The tongue-in-cheek, non-binding list comes from suggestions to the Sault Ste. Marie school. It includes “you, sir,” “focus,” “town hall meeting,” “historic,” “echo chamber,” “on fleek,” “bigly,” “listicle” and “get your dandruff up,” an apparent substitute for “dander,” its hair-and-skin kin.

The others were “Frankenfruit,” “bête noire,” “guesstimate,” “ghost,” “dadbod,” “selfie drone,” “manicured,” “post-truth,” “disruption” and “831” - a texting encryption of “I love you” (eight letters, three words, one meaning). 

The Oxford Dictionaries word of 2016 is... 00:46

The divisive 2016 election influenced nominations, and was reflected in the inclusion of “bigly”and “post-truth.” 

“Bigly” also made Merriam-Webster’s Top 10 for 2016. President-elect Donald Trump was fond this year of saying “big league” but making it sound like “bigly,” an archaic adverb or adjective dating to around 1400.

“Post-truth,” a term sometimes used to describe the current political climate, is Oxford Dictionaries’ word of the year. It is an adjective defined as “relating to or denoting circumstances in which objective facts are less influential in shaping public opinion than appeals to emotion and personal belief.” It won Oxford Dictionaries’ honorific because use of the term rose 2,000 percent between 2016 and 2015, and it applied to events beyond the race to the White House.

John Shibley, Lake Superior State spokesman and list-compiler in chief, said “lots of political vitriol” came in this year, with people wanting to ban “President Trump,” “Crooked Hillary” and “Electoral College.” Shibley said he “made an editorial decision not to wade into that swamp,” - drained or otherwise. 

He said all words that made the final list garnered 200-300 votes apiece, and the top vote-getter was “echo chamber,” with more than 500 submissions.

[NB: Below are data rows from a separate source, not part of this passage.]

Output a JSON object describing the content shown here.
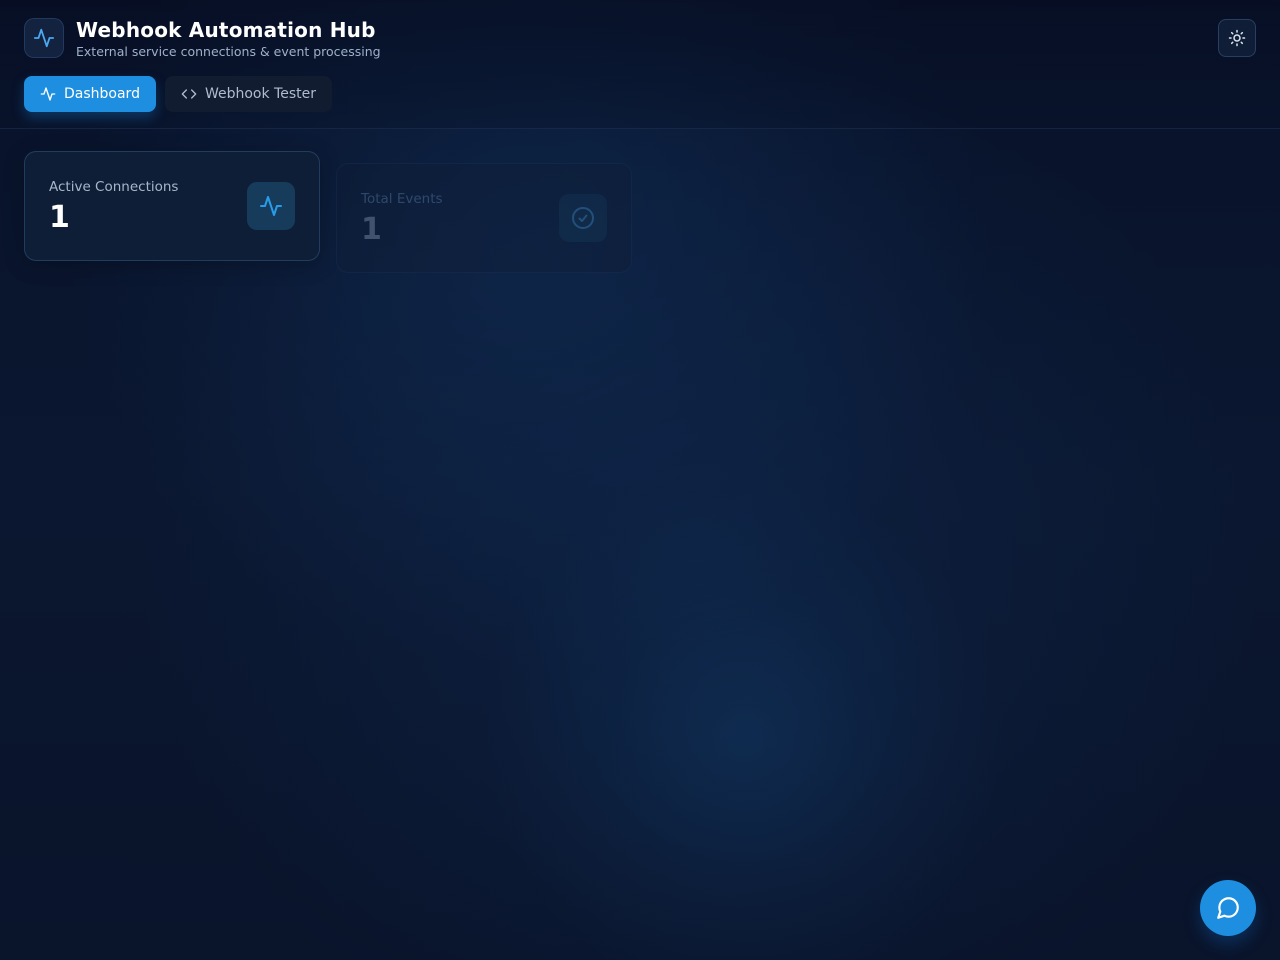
{
  "header": {
    "title": "Webhook Automation Hub",
    "subtitle": "External service connections & event processing",
    "logo_icon": "activity-icon",
    "theme_toggle_icon": "sun-icon"
  },
  "tabs": [
    {
      "label": "Dashboard",
      "icon": "activity-icon",
      "active": true
    },
    {
      "label": "Webhook Tester",
      "icon": "code-icon",
      "active": false
    }
  ],
  "stats": [
    {
      "label": "Active Connections",
      "value": "1",
      "icon": "activity-icon"
    },
    {
      "label": "Total Events",
      "value": "1",
      "icon": "check-circle-icon"
    }
  ],
  "chat": {
    "icon": "message-circle-icon"
  },
  "colors": {
    "accent": "#1e8fe0",
    "background": "#0b1730",
    "card": "#0f1e37"
  }
}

Overall, the university received submissions from about 8,000 people and maintains an archive of more than 850 words. Since it started its word banishment tradition, the university has received tens of thousands of nominations for the list. Most this year came through the university’s website, Lake Superior State University said.

The late W. T. Rabe, a public relations director at the university, started the tradition. Rabe and fellow faculty and staff came up with the first list of words and phrases in 1975, at a New Year’s Eve party. The list was published on Jan. 1, 1976.

”Though he and his friends created the first list from their own pet peeves about language, Rabe said he knew from the volume of mail he received in the following weeks that the group would have no shortage of words and phrases from which to choose for 1977,” the university says on its website. “Since then, the list has consisted entirely of nominations received from around the world throughout the year.”

Another Michigan school takes the opposite approach: Detroit’s Wayne State University attempts through its Word Warriors campaign to exhume worthy words that have fallen out of favor. This year’s list included “absquatulate,” which means to discreetly and abruptly leave a place, such as a gathering or party, without informing the host. That’s an old-school analog to “ghost” on the banished words list.